Stellenbosch University professor Servaas van der Berg, one of the country’s most influential development economists, argues in a new working paper, “Poverty Reduction Under Structural Constraints: Growth, Inequality and Policy Trade-Offs in South Africa”, that “moderate growth generates substantial reductions in poverty”. In contrast, “plausible medium-term reductions in inequality make a smaller incremental contribution”.
Why? Because structural features of the South African labour market: high unemployment, high returns to education, and persistent wage inequality anchor overall inequality and limit the speed at which it can fall.
Inequality is so baked into the structure of the South African economy that Van der Berg finds that even a six-point drop in South Africa’s Gini coefficient would do less for poverty reduction over the next 15 years than sustained moderate real economic growth.
Van der Berg makes the case for the Tinbergen principle, named after Jan Tinbergen, the 1969 Nobel Prize winner in economics. He built the world’s first national macroeconomic model.
Tinbergen’s insight is that each policy should have one policy goal in mind. Using policies to achieve multiple (and sometimes conflicting) ends is a recipe for a policy muddle. By trying to do too much, you end up not doing very much at all.
Arguably, preferential procurement also falls into this trap. It aims to do more than one thing: obtain goods and services for the state cost-effectively plus at the same time achieve other goals.
The system used to work by allocating 80 points to price and 20 points to empowerment and social goals. (It is in the middle of being changed but it is all in the courts). The outcome is that the more empowered you are, the higher the price you can charge for what you sell to the state.
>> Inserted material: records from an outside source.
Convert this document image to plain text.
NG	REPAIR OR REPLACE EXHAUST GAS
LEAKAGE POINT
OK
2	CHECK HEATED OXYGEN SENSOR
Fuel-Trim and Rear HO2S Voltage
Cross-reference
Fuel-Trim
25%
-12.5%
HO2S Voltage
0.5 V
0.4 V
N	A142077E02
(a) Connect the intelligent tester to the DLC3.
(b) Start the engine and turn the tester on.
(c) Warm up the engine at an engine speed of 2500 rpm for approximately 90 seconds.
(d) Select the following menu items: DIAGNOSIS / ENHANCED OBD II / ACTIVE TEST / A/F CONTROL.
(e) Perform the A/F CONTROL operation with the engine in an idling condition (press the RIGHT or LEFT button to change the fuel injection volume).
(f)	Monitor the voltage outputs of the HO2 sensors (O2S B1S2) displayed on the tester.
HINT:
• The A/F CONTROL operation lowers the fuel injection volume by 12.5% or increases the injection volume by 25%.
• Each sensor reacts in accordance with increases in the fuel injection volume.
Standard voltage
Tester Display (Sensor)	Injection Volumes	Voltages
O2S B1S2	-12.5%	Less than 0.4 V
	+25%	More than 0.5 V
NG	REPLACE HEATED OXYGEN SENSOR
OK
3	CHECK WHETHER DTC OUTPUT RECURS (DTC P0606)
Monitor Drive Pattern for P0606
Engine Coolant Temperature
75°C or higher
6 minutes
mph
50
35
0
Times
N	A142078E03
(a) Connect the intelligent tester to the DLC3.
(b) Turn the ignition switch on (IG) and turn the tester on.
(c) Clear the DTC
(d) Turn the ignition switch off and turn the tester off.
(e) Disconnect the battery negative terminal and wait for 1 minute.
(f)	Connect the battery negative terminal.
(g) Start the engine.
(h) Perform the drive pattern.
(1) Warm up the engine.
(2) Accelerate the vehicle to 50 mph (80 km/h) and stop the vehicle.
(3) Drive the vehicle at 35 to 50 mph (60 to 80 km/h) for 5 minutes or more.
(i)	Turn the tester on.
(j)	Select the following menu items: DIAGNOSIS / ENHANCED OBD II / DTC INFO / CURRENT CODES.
This is what National Treasury referred to in Parliament as the “procurement premium”.
The consequence is that government, by design, is paying more for stuff. The hope is that this increased spending will reduce inequality and support black entrepreneurship.
The only way to achieve this, though, is to have higher taxes. VAT is one of the largest sources of tax. Every single South African pays VAT. You pay it before you are born, when your mom buys maternity goods. You pay it after you die: funerals are subject to VAT, as are the costs of grave site maintenance. It is the great inescapable tax for everyone. The most recent employment equity data shows that personal income taxpayers are increasingly black. And as business is transforming, even corporate income tax is increasingly levied on black firms.
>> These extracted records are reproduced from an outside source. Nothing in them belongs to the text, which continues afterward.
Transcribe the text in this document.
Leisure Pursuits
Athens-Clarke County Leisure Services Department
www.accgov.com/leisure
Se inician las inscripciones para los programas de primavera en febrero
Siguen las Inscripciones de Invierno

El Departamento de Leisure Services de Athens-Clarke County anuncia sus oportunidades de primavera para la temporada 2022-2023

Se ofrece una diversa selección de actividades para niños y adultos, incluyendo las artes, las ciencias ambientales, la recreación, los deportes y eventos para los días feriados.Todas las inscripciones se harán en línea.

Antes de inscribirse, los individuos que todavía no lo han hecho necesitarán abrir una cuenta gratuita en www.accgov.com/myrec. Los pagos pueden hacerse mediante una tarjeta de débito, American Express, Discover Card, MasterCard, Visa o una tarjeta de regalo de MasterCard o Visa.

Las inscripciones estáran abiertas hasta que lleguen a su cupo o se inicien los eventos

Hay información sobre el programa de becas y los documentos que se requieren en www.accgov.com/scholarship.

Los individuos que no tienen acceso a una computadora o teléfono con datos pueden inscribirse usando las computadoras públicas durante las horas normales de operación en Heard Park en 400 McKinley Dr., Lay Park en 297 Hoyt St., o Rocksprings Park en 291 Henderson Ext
The procurement premium is thus being paid by all South Africans, but the benefits flow to those that have tenders with the state.
The Democratic Alliance recently proposed a same-same approach. Their system also relies on a procurement premium, but the premium goes to firms that contribute to the Sustainable Development Goals. This sounds wonderful but is quite vague and more difficult to audit than the BEE system. Imagine your auditors at financial year-end asking for audit evidence on how you’ve improved human development in the world?
The DA proposal essentially wants the procurement premium to be used to solve all the world’s problems, not just inequality. Ambitious? Yes. Workable? Possibly not. Perhaps anyone that bids for government contracts should also show what they have done today for world peace.
The Constitution requires that government procurement be “fair, equitable, transparent, competitive and cost-effective”. And while it does allow for preferential procurement, the policy question remains: are these additional rules worth the cost?
Politics is all about choices. No single policy can solve all problems at once. That said, the evidence shows that faster economic growth can make a meaningful dent in South Africa’s three main challenges over the longer term. More growth means more jobs and more money for the fiscus. This will help increase spending on things like education and healthcare and social grants, which will lower poverty and, ultimately, inequality.
The Tinbergen principle suggests you should pick policies to achieve one clear objective. But if ever there was a magic bullet that comes closest to defying this theory it would be policies that accelerate economic growth. We should really try it out sometime. Perhaps my granny was wrong all along: “If you grow, you really can have everything in life, dear!”